Posted by himanshi nirwan
December 16, 2016

According to yourdictionary.com, hypernationalism is defined as the belief in the superiority of one’s nation and of the paramount importance of advancing it. Nowadays, hypernationalism can be seen everywhere. The body which should be neutral is the biggest example of hypernationalism. That body is the media.

The atmosphere in news debates is very charged and confrontational in nature. Except for a few TV programmes, the debates end up in name calling. I might be wrong, but some new anchors nowadays try to impose their ideas on the audience and also try to provoke the public and the participants. Some news anchors have built the idea that if a citizen of India says Bharat Mata ki jai, he is a nationalist. If he does not, then he is an ‘anti-national’. Earlier, debates were organised to make everything clear to the public, but nowadays debate shows end up as shows where people yell. During these debates everyone starts to shout at each other because of which the audience doesn’t get anything meaningful apart from a lot of screaming. In order to have a meaningful debate you need a few participants, but they bring anywhere between 6-10 people on their channels and that makes no sense. Increase in hypernationalism also leads to the brainwashing of the audience.

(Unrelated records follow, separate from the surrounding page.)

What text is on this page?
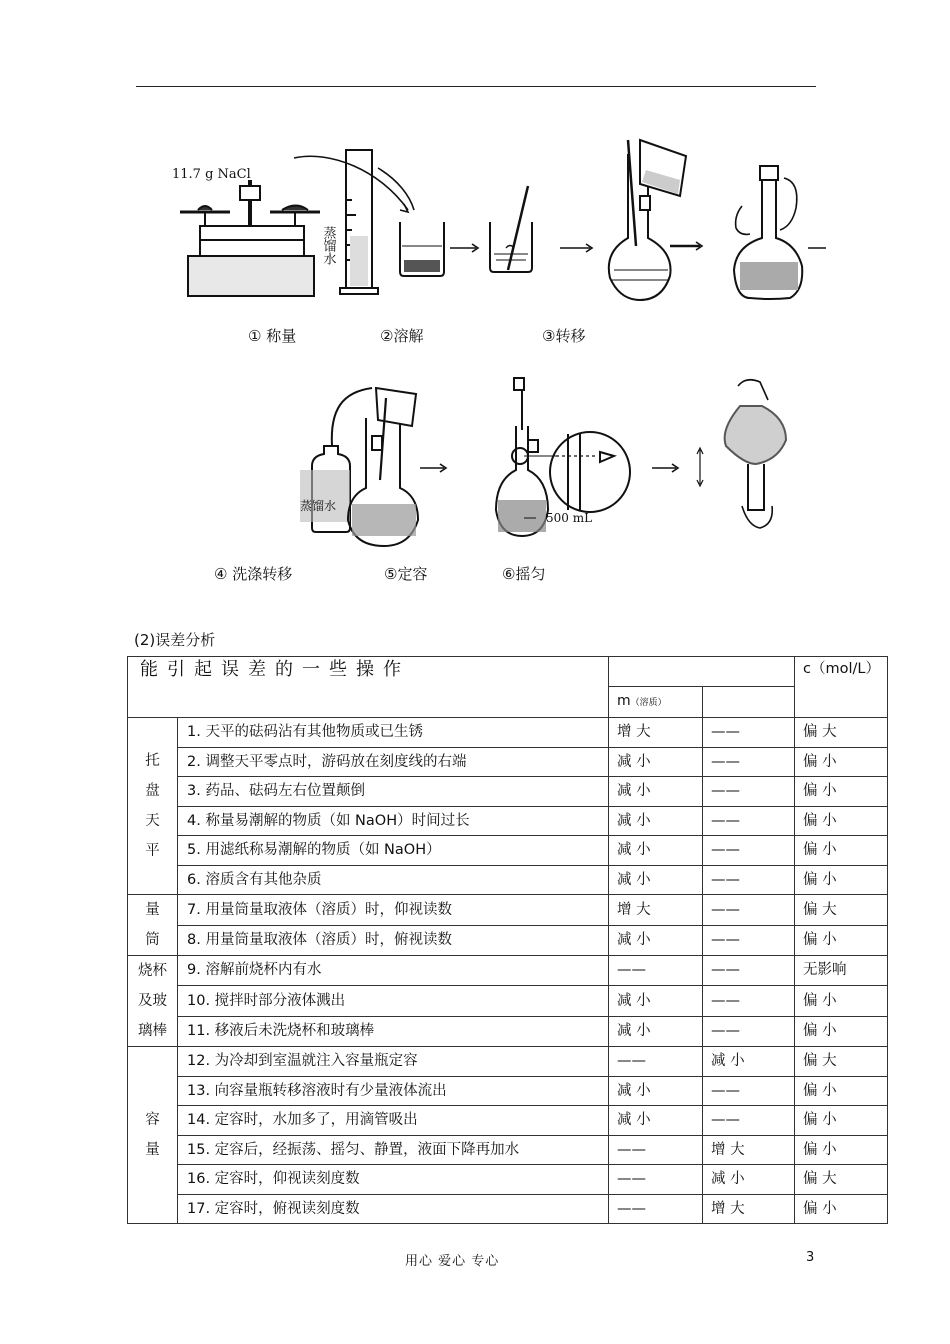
11.7 g NaCl
蒸馏水
蒸馏水
500 mL
① 称量	②溶解	③转移
④ 洗涤转移	⑤定容	⑥摇匀
(2)误差分析
能引起误差的一些操作				c（mol/L）
		m（溶质）		
托
盘
天
平	1. 天平的砝码沾有其他物质或已生锈	增 大	——	偏 大
	2. 调整天平零点时，游码放在刻度线的右端	减 小	——	偏 小
	3. 药品、砝码左右位置颠倒	减 小	——	偏 小
	4. 称量易潮解的物质（如 NaOH）时间过长	减 小	——	偏 小
	5. 用滤纸称易潮解的物质（如 NaOH）	减 小	——	偏 小
	6. 溶质含有其他杂质	减 小	——	偏 小
量
筒	7. 用量筒量取液体（溶质）时，仰视读数	增 大	——	偏 大
	8. 用量筒量取液体（溶质）时，俯视读数	减 小	——	偏 小
烧杯
及玻
璃棒	9. 溶解前烧杯内有水	——	——	无影响
	10. 搅拌时部分液体溅出	减 小	——	偏 小
	11. 移液后未洗烧杯和玻璃棒	减 小	——	偏 小
容
量	12. 为冷却到室温就注入容量瓶定容	——	减 小	偏 大
	13. 向容量瓶转移溶液时有少量液体流出	减 小	——	偏 小
	14. 定容时，水加多了，用滴管吸出	减 小	——	偏 小
	15. 定容后，经振荡、摇匀、静置，液面下降再加水	——	增 大	偏 小
	16. 定容时，仰视读刻度数	——	减 小	偏 大
	17. 定容时，俯视读刻度数	——	增 大	偏 小
用心 爱心 专心	3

News channels are so obsessed with TRPs that they have started showing news which are misleading. For example, we can take the incident of the happenings in JNU, when the University’s students union president was arrested on charges of sedition for allegedly raising ‘anti-national’ slogans in the University. Several videos were shown where he was shown to be shouting questionable slogans, but when those videos were tested,  they turned out to be doctored. Hypernationalism in the media is also increasing nowadays.

Hypernationalism leads to several big issues like the unrest in Kashmir, the controversy in JNU and many other incidents which have happened in the past. I do think we should be nationalistic, but when things gets hyper it always leads to destruction. The media shouldn’t be partisan. If it is partisan, everything gets vitiated.